Sole enmudeció al ver a uno de los hijos del señorito dirigiéndose corriendo hacia ellos. Sabía quién era, puesto que le había visto muchas veces saliendo con su madre del caserío o junto a alguno de sus otros hermanos; sin embargo, no creía que él supiera quién era ella, puesto que para la familia del señorito todos ellos eran prácticamente invisibles. Por eso le sorprendió que aquel niño se dirigiera ahora corriendo hacia allí, y, para más inri, mirándola directamente a ella. El corazón le dio un vuelco al pensar que, quizás, don Cristóbal se había dado cuenta de que se había acercado demasiado a su casa y había mandado a su hijo para decirle que quería verla para regañarle, seguro que era eso, vaya mal rato solo por ganarle a su hermana...

Santiago llegó casi sin aliento al lado de aquellos niños, que se habían quedado mudos al ver que el hijo menor del señorito venía hacia ellos. Era un grupo grande, formado por niños del pueblo y de cortijos cercanos, que no temían el calor del verano para ponerse a jugar cada tarde entre risas y peleas que quedaban olvidadas al minuto.

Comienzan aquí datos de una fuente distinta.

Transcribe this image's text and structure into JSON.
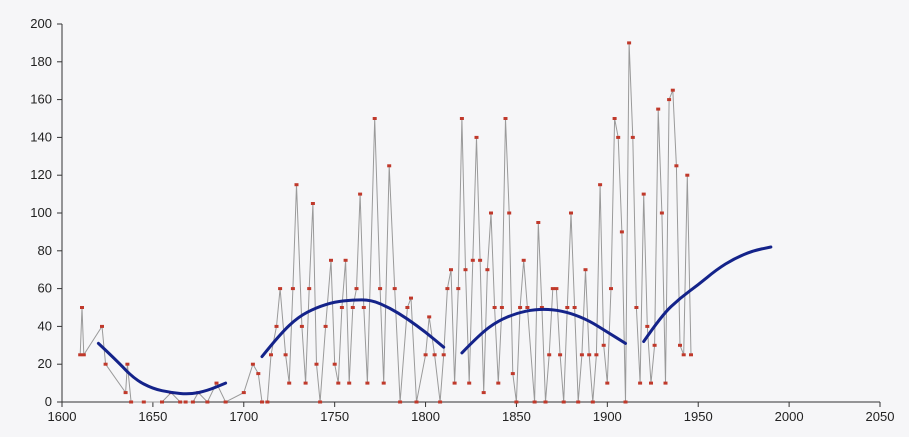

—Hola —dijo él, y en aquel momento se dio cuenta de que no tenía ninguna excusa para haber ido corriendo hacia allí persiguiendo a alguien a quien no conocía.

Al principio nadie contestó. Todos estaban evaluando si aquel niño, que pertenecía a otra vida diferente, era digno de ser incluido en su grupo. Solamente Sole lo hizo, quizás porque no soportaba quedarse callada ante la insistente mirada de ojos negros como el carbón de aquel niño, que no los apartaba de los suyos.

—Hola...

—¿Pu... puedo jugar con vosotros? —Santiago decidió que aquella era la razón más convincente para explicar por qué estaba allí, y esperó que surtiera efecto con los ojos gachos y las manos entrelazadas para ocultar su nerviosismo.

—Claro que sí —dijo Sole, recibiendo una mezcla de miradas entre recelosas y acusadoras, como avisándola de que si algo iba mal, sería por su culpa, por haberle aceptado sin previa consulta a nadie—. ¿Cómo te llamas?

—Santiago. ¿Y tú? —No pudo creérselo, aquello estaba resultando más fácil de lo que esperaba.

—Me llamo Sole. Yo me la quedo, así que ve y escóndete donde yo no pueda verte. ¡Cuento hasta quince!

De repente, todos los niños se dispersaron y salieron a correr para encontrar un escondite que les llevara a la victoria. Antes de salir a correr él también, Santiago sonrió a Sole. Ella le devolvió la sonrisa, sincera, y se giró hacia el árbol para empezar a contar. Uno... dos... Santiago echó a correr; sabía exactamente debajo de qué ventana quería esconderse.